Gli atteggiamenti ‘mobbizzanti’ sono molto vari, e pur essendo passibili di incompletezza, se ne espongono alcuni:
a) Impedimento al lavoratore di esprimersi liberamente;
b) Isolare un individuo, bloccandogli il flusso di informazioni necessarie al lavoro, estrometterlo dalle decisioni, impedire che altri gli rivolgano la parola, negare la sua presenza, etc.;
c) ‘Aggredire’ la reputazione del lavoratore con il ricorso ad umiliazioni, ridicolizzazioni, calunnie, derisioni verso le sue convinzioni morali, religiose o altro, screditando si lui e che il suo nucleo famigliare;
d) Fargli diminuire la considerazione di sé privandolo dei c.d. ‘status symbols’, simulando errori professionali, attribuendogli incarichi inferiori o superiori alle sue competenze, criticando continuamente le sue prestazioni, etc.;
e) Mettere a rischio il suo stato di salute anche, con l’attribuzione di turni massacranti o mediante il diniego di periodi di ferie o di congedo;
f) Cambiare le sue di mansioni;
g) Tentativi e/o minacce di violenza.

Resta così molto aperto questo campo anche di intervento psicosociale, che porterebbe, nei casi più problematici, a far sì che si palesi l’intervento specialistico (psicoterapeuta, psichiatra), per permettere al soggetto in questione di ‘elaborare’ quelle che si mostrerebbero come ‘ferire narcisistiche’, affrontandole, da parte del terapeuta, con la giusta e dovuta ‘neutralità’ seppur non eccessiva, nonché con un adeguato supporto emotivo/cognitivo, che garantisca all’individuo ‘mobbizzato’ di ripristinare un adeguato ‘esame di realtà’, e di recuperare lo status di dignità di soggetto realmente responsabile del suo operato.

Un secondo problema, riscontrabile all’interno di un’azienda o di un qualsiasi luogo di lavoro, che può riguardare sia i quadri manageriali che i dipendenti, è quello del “Burn-out”.
La scelta di un lavoro che piace, che si è desiderati magari a lungo, darebbe la possibilità di “giocare” per tutta la vita, ma a volte tale “gioco” coinvolge a tal punto da corrodere, da bruciare (ingl. to burn), colui che vi è implicato.

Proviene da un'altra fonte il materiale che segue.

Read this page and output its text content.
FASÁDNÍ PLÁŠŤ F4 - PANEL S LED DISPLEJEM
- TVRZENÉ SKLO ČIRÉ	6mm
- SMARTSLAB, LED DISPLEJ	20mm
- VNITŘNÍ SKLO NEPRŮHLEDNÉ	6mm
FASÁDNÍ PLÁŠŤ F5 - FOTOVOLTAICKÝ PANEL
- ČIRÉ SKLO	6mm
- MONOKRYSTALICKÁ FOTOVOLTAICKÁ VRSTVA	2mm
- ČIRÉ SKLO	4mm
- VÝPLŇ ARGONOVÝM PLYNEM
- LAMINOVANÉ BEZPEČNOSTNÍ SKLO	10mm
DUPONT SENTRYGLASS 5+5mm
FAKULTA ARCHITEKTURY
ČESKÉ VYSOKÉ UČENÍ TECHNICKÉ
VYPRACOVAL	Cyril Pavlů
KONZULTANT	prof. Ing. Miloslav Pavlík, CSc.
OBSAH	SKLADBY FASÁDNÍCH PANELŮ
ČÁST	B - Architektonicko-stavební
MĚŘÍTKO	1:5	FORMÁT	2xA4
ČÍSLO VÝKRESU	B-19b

Ciò, più che mai, può accadere, quando il ‘transfert’ che viene dall’altro, con cui nel lavoro ci si relaziona, può evidenziare un malessere, una sofferenza, un disagio, o altre problematiche cocenti. Paradossalmente, più si fa del lavoro un impegno totalizzante su cui spendere ogni energia (cfr. il fenomeno dei c.d. ‘work-aholics’), un banco di prova sul quale imperniare il ‘senso’ della propria vita, del proprio valore, più si è esposti alla possibilità di ‘bruciarsi’.
La sindrome di burnout, con il suo termine, nasce nella letteratura specifica, nel 1974, ad opera dello psicoanalista americano Herbert J. Freudenberger, riferendosi a quella messe di donne/uomini, molto dinamici e risoluti, che nell’impegnarsi molto a fondo nelle cose che fanno, si lasciano coinvolgere così intensamente (perfino nelle cose intime), da non saper/poter riuscire ad uscirne più.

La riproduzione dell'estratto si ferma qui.